In 1965, the Sisters moved from the Holy Family Orphanage building to St. John’s Parish, and took up their abode in a house formerly occupied by the Franciscan Sisters. The Novitiate was transferred from the Orphanage to an old convent in Ishpeming for two years.
St. Christopher’s Parish opened a school in 1967 during the pastorate of Father Edmund Szoka – presently cardinal in Rome. In 1979, a kindergarten was added to the system; later on a preschool and a day-care program were also added. The Sisters served in the school system until the school closed in 1987. They continued to serve in the parish as Director of Religious Education, Pastoral Ministry, and Parish Administrator.
The District House and Novitiate on the old Monsignor Pinten Farm, on Country Road 492, was in the process of being built in 1966. The old house occupied by the Sisters of St. John’s Parish was torn down and for eight months they took up residence in the convent of the Sisters of St. Joseph of Carondolet, in St. Michael’s Parish. By 1967, the new District House and Novitiate on Pinten Farm was completely finished. The blessing of the new District House and Novitiate took place on July 14, 1968. Bishop Salatka, then the Bishop of Marquette, officiated at the ceremony and two Council Members of the Congregation came from Rome. Through the years the Sisters have continued to serve the people of God in the Diocese of Marquette: prison visitation, summer religion programs, Live-Ins for young women, Cursillo, Youth Ministry, Adult Education, vocation promotion, helping St. Vincent de Paul and care to the elderly and shut-ins.
In response to the appeal of the United States Bishops to work among the minority populations of our country, the Sisters accepted the invitation of Archbishop James Hickey to teach in a black parish in Washington, D.C. We have continued to serve in the archdiocese of Washington, D.C. as Director of Religious Education, hospital chaplain, and an aid to the parish staff. Once again, the “tranquil daring” so eloquently propounded by our 17 th century founders and so ingrained in every Sisters of St. Paul has borne fruit in this mission.

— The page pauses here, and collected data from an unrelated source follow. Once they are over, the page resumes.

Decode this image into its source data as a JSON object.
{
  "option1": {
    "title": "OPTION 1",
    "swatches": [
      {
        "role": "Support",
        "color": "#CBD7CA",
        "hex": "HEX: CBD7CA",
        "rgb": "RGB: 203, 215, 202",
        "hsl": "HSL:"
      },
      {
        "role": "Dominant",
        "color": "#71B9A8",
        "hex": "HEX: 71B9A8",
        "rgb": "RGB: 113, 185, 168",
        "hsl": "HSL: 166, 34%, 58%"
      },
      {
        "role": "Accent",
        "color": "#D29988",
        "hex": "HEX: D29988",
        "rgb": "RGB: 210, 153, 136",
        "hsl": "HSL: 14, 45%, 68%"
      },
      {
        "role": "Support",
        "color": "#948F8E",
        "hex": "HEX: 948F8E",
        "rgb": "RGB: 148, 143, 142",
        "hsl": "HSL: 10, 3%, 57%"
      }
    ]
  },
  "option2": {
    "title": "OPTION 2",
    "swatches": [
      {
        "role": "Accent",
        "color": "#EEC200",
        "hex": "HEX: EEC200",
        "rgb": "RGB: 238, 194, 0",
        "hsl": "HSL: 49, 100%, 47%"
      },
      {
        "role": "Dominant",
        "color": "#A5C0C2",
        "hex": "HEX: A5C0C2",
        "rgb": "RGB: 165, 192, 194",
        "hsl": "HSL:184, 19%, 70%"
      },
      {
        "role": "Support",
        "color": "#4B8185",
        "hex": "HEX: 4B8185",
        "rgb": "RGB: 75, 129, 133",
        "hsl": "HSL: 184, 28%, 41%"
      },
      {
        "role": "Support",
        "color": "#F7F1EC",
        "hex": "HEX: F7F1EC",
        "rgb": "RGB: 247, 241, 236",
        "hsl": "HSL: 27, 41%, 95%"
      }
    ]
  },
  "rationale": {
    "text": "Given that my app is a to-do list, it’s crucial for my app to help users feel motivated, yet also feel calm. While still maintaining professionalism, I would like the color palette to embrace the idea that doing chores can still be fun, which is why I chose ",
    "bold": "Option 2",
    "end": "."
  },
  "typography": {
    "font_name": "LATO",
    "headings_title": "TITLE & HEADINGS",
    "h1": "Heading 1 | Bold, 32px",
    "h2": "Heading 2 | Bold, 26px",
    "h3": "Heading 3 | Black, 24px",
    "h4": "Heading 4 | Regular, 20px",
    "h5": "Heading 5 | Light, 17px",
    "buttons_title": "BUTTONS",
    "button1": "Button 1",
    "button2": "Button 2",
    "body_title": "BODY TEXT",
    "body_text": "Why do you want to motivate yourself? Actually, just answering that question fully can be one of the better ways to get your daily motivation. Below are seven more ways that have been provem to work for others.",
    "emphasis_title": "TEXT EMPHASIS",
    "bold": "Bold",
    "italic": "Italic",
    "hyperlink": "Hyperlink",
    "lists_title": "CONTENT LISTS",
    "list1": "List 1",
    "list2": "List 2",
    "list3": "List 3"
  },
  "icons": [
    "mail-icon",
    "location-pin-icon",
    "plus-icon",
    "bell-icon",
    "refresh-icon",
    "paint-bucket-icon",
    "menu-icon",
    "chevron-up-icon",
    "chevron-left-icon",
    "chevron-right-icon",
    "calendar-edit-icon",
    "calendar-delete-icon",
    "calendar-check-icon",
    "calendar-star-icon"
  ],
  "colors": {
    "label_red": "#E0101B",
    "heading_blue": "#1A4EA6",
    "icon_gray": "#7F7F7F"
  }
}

In 1988, our community assumed sponsorship of the Bishop Noa Home in Escanaba. After 25 years of serving there, we celebrated our 25 th Anniversary in this mission to the Senior Citizens and retired priests of the Diocese. It gave us great joy in 1990 to begin construction on a new 109 bed “Bishop Noa Home” Facility in Escanaba. We moved into our new facility in 1992. Now owned and operated by the Sisters of St. Paul, the facility includes 12 independent apartments. In 1998 we saw the joyous addition of 17 more assisted-living apartments.
Throughout the years our Sisters continued to respond to the needs of Diocese in varying capacities from Parish Ministry to volunteering at St. Vincent de Paul. The call of God and the needs of God’s people continue to invite us to leave all and follow in the footsteps of Jesus, in service to the Kingdom of the Father.